Lapau
Lapau (bahasa Indonesia: lepau) adalah istilah Minangkabau untuk warung minuman yang dilengkapi meja dan kursi panjang. Pada masa lalu, lapau hanya berupa bangunan semipermanen tidak berdinding, tetapi kini sudah banyak dibuat permanen atau menyatu pada rumah pemiliknya.[1][2]
Sebelum adanya teknologi informasi seperti radio dan televisi, lapau merupakan wadah masyarakat Minangkabau bertukar informasi. Selain itu, lapau menjadi tempat orang-orang, khususnya laki-laki, untuk berkumpul sekadar mengobrol, bersenda gurau, hingga beradu argumen.[3]
Tampilan dan menu
Istilah lapau identik dengan warung kopi. Menu utama di lapau umumnya minuman seperti kopi, teh manis, teh telur, dan minuman instan dalam kemasan. Sebagai menu pendukung, disediakan makanan ringan seperti roti, gorengan, kerupuk, dan jajanan tradisional lainnya.[2] Sebagian lapau menyediakan sarapan pagi seperti lontong sayur.

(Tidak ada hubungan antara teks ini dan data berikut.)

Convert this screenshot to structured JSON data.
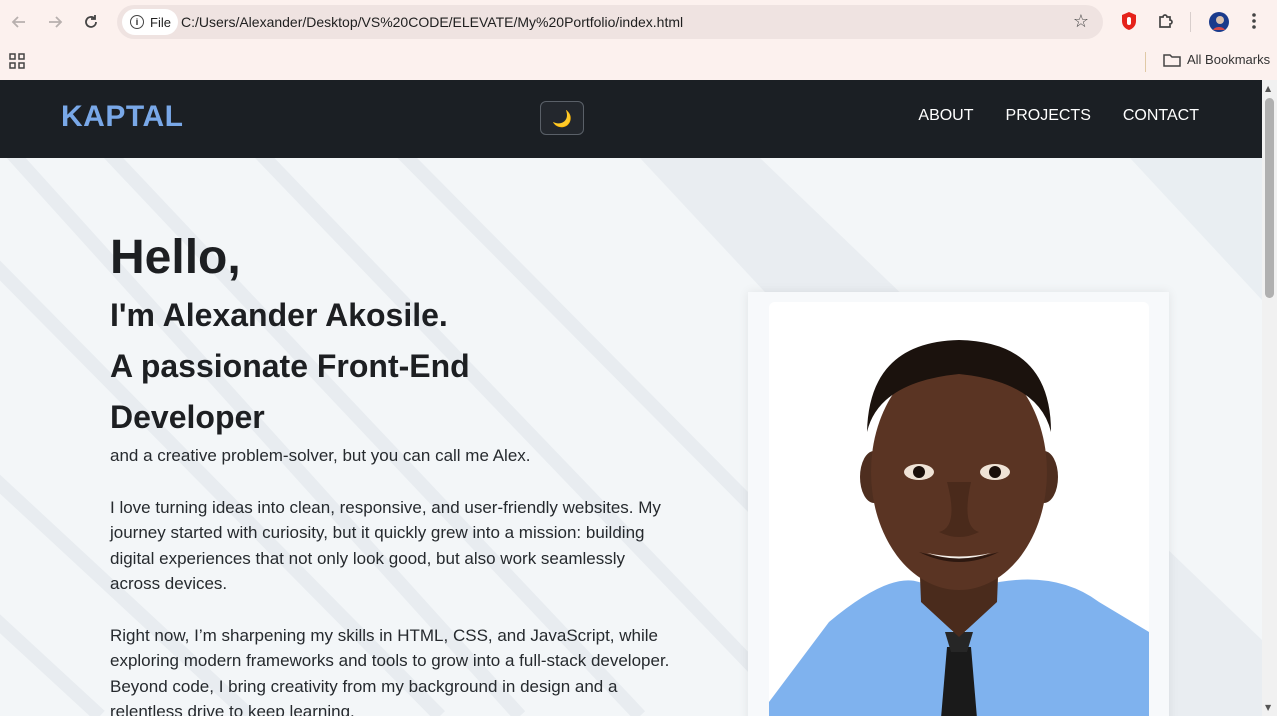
{
  "browser": {
    "file_label": "File",
    "url": "C:/Users/Alexander/Desktop/VS%20CODE/ELEVATE/My%20Portfolio/index.html",
    "bookmarks_label": "All Bookmarks"
  },
  "nav": {
    "logo": "KAPTAL",
    "theme_icon": "🌙",
    "links": [
      "ABOUT",
      "PROJECTS",
      "CONTACT"
    ]
  },
  "hero": {
    "greeting": "Hello,",
    "intro_line1": "I'm Alexander Akosile.",
    "intro_line2": "A passionate Front-End",
    "intro_line3": "Developer",
    "tagline": "and a creative problem-solver, but you can call me Alex.",
    "para1": "I love turning ideas into clean, responsive, and user-friendly websites. My journey started with curiosity, but it quickly grew into a mission: building digital experiences that not only look good, but also work seamlessly across devices.",
    "para2": "Right now, I’m sharpening my skills in HTML, CSS, and JavaScript, while exploring modern frameworks and tools to grow into a full-stack developer. Beyond code, I bring creativity from my background in design and a relentless drive to keep learning."
  },
  "colors": {
    "navbar_bg": "#1b1f24",
    "logo": "#79a8e8",
    "page_bg": "#f3f6f8",
    "shirt": "#7fb2ee"
  }
}
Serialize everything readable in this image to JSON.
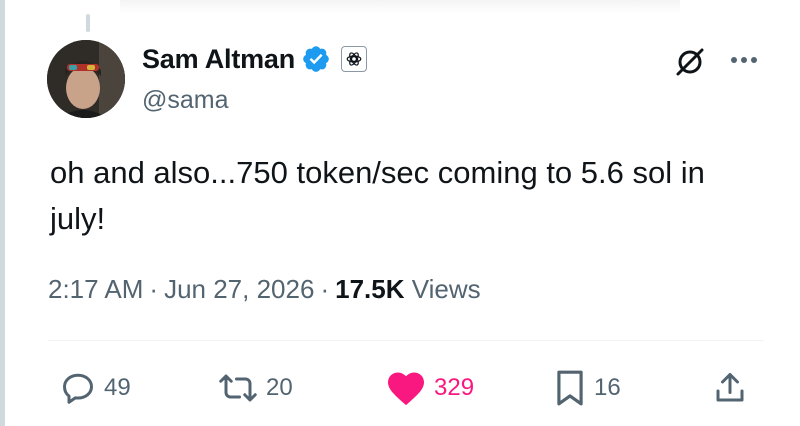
{
  "tweet": {
    "author": {
      "display_name": "Sam Altman",
      "handle": "@sama",
      "verified": true,
      "org_badge": "openai-logo-icon"
    },
    "text_line1": "oh and also...750 token/sec coming to 5.6 sol in",
    "text_line2": "july!",
    "timestamp": {
      "time": "2:17 AM",
      "separator": "·",
      "date": "Jun 27, 2026",
      "views_count": "17.5K",
      "views_label": "Views"
    },
    "actions": {
      "reply_count": "49",
      "retweet_count": "20",
      "like_count": "329",
      "bookmark_count": "16"
    },
    "colors": {
      "verified_blue": "#1d9bf0",
      "like_pink": "#f91880",
      "secondary_text": "#536471",
      "primary_text": "#0f1419"
    }
  }
}
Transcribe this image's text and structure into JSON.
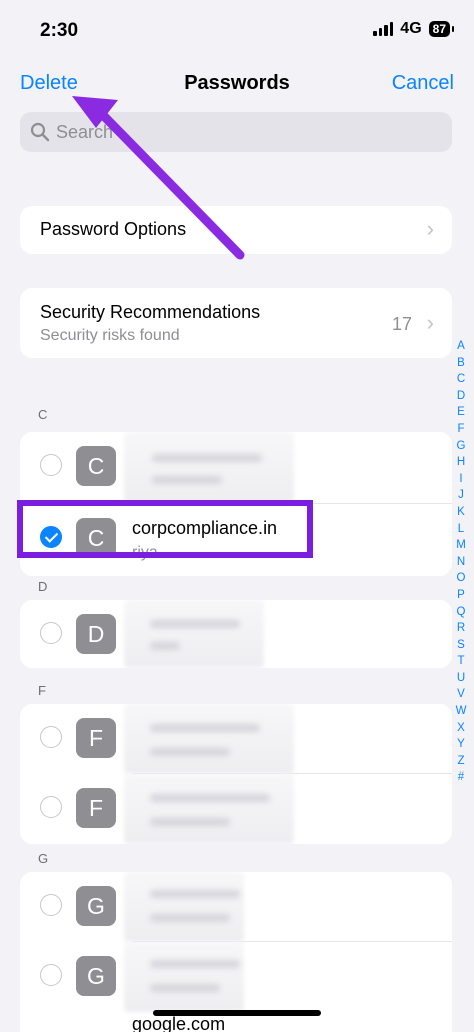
{
  "status_bar": {
    "time": "2:30",
    "network": "4G",
    "battery": "87"
  },
  "nav": {
    "left": "Delete",
    "title": "Passwords",
    "right": "Cancel"
  },
  "search": {
    "placeholder": "Search"
  },
  "options": {
    "label": "Password Options"
  },
  "security": {
    "title": "Security Recommendations",
    "subtitle": "Security risks found",
    "count": "17"
  },
  "sections": [
    {
      "letter": "C",
      "rows": [
        {
          "avatar": "C",
          "checked": false,
          "site": "",
          "user": ""
        },
        {
          "avatar": "C",
          "checked": true,
          "site": "corpcompliance.in",
          "user": "riya"
        }
      ]
    },
    {
      "letter": "D",
      "rows": [
        {
          "avatar": "D",
          "checked": false,
          "site": "",
          "user": ""
        }
      ]
    },
    {
      "letter": "F",
      "rows": [
        {
          "avatar": "F",
          "checked": false,
          "site": "",
          "user": ""
        },
        {
          "avatar": "F",
          "checked": false,
          "site": "",
          "user": ""
        }
      ]
    },
    {
      "letter": "G",
      "rows": [
        {
          "avatar": "G",
          "checked": false,
          "site": "",
          "user": ""
        },
        {
          "avatar": "G",
          "checked": false,
          "site": "",
          "user": ""
        },
        {
          "avatar": "G",
          "checked": false,
          "site": "google.com",
          "user": ""
        }
      ]
    }
  ],
  "index_letters": [
    "A",
    "B",
    "C",
    "D",
    "E",
    "F",
    "G",
    "H",
    "I",
    "J",
    "K",
    "L",
    "M",
    "N",
    "O",
    "P",
    "Q",
    "R",
    "S",
    "T",
    "U",
    "V",
    "W",
    "X",
    "Y",
    "Z",
    "#"
  ],
  "colors": {
    "accent": "#0a84ff",
    "highlight": "#7a1fe0",
    "arrow": "#8a2be2"
  }
}
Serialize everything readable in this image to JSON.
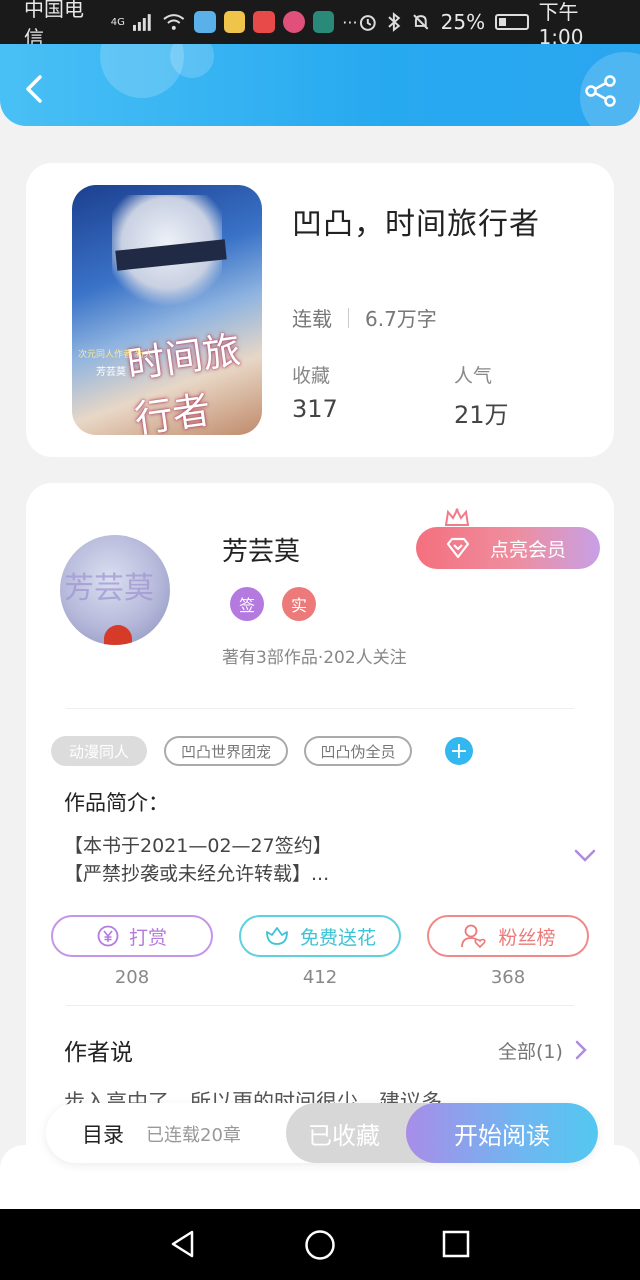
{
  "status_bar": {
    "carrier": "中国电信",
    "network": "4G",
    "battery": "25%",
    "time": "下午1:00",
    "icons": [
      "signal-icon",
      "wifi-icon",
      "app-icon",
      "alarm-icon",
      "bluetooth-icon",
      "mute-icon",
      "battery-icon"
    ]
  },
  "header": {
    "back_icon": "back-icon",
    "share_icon": "share-icon"
  },
  "book": {
    "title": "凹凸，时间旅行者",
    "status": "连载",
    "word_count": "6.7万字",
    "collect_label": "收藏",
    "collect_value": "317",
    "popularity_label": "人气",
    "popularity_value": "21万",
    "cover": {
      "title": "时间旅行者",
      "small_text": "次元同人作者 新人",
      "author": "芳芸莫"
    }
  },
  "author": {
    "name": "芳芸莫",
    "badge_sign": "签",
    "badge_real": "实",
    "info": "著有3部作品·202人关注",
    "avatar_text": "芳芸莫",
    "vip_button": "点亮会员"
  },
  "tags": [
    "动漫同人",
    "凹凸世界团宠",
    "凹凸伪全员"
  ],
  "intro": {
    "title": "作品简介：",
    "line1": "【本书于2021—02—27签约】",
    "line2": "【严禁抄袭或未经允许转载】..."
  },
  "actions": [
    {
      "label": "打赏",
      "count": "208",
      "icon": "yuan-icon"
    },
    {
      "label": "免费送花",
      "count": "412",
      "icon": "flower-icon"
    },
    {
      "label": "粉丝榜",
      "count": "368",
      "icon": "fans-icon"
    }
  ],
  "author_say": {
    "title": "作者说",
    "all": "全部(1)",
    "preview": "步入高中了，所以更的时间很少，建议多..."
  },
  "bottom_bar": {
    "toc": "目录",
    "toc_sub": "已连载20章",
    "favorited": "已收藏",
    "start_read": "开始阅读"
  },
  "colors": {
    "header_blue": "#2aa6ef",
    "vip_pink": "#f4707e",
    "purple": "#b57ae0",
    "teal": "#3cc4d6",
    "coral": "#ec7a7a"
  }
}
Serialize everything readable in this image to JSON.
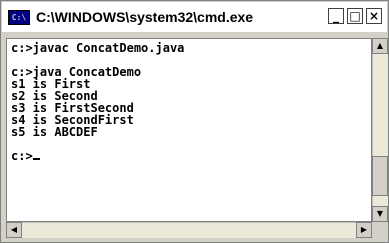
{
  "window": {
    "title": "C:\\WINDOWS\\system32\\cmd.exe",
    "icon_label": "C:\\",
    "minimize_glyph": "_",
    "maximize_glyph": "□",
    "close_glyph": "×"
  },
  "console": {
    "lines": [
      "c:>javac ConcatDemo.java",
      "",
      "c:>java ConcatDemo",
      "s1 is First",
      "s2 is Second",
      "s3 is FirstSecond",
      "s4 is SecondFirst",
      "s5 is ABCDEF",
      "",
      "c:>"
    ]
  },
  "scrollbars": {
    "up": "▲",
    "down": "▼",
    "left": "◀",
    "right": "▶"
  }
}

Ciri khas lapau yakni memiliki meja berukuran panjang dan bangku panjang mengikuti ukuran meja.[2] Pada masa lalu, lapau hanya dibuat semipermanen terbut dari kayu dan papan, tidak memiliki dinding, dan beratap rumbia. Di perkotaan, lapau umumnya sudah merupakan bangunan permanen atau menyatu pada rumah pemiliknya.
Lapau buka dari pagi hingga malam, bahkan tak jarang hingga larut malam. Lapau ramai dikunjungi pada waktu pagi sebelum masyarakat bekerja, siang setelah istirahat bekerja, dan malam selepas Magrib. Lapau yang buka hingga larut malam biasanya menyediakan permainan domino dan koa.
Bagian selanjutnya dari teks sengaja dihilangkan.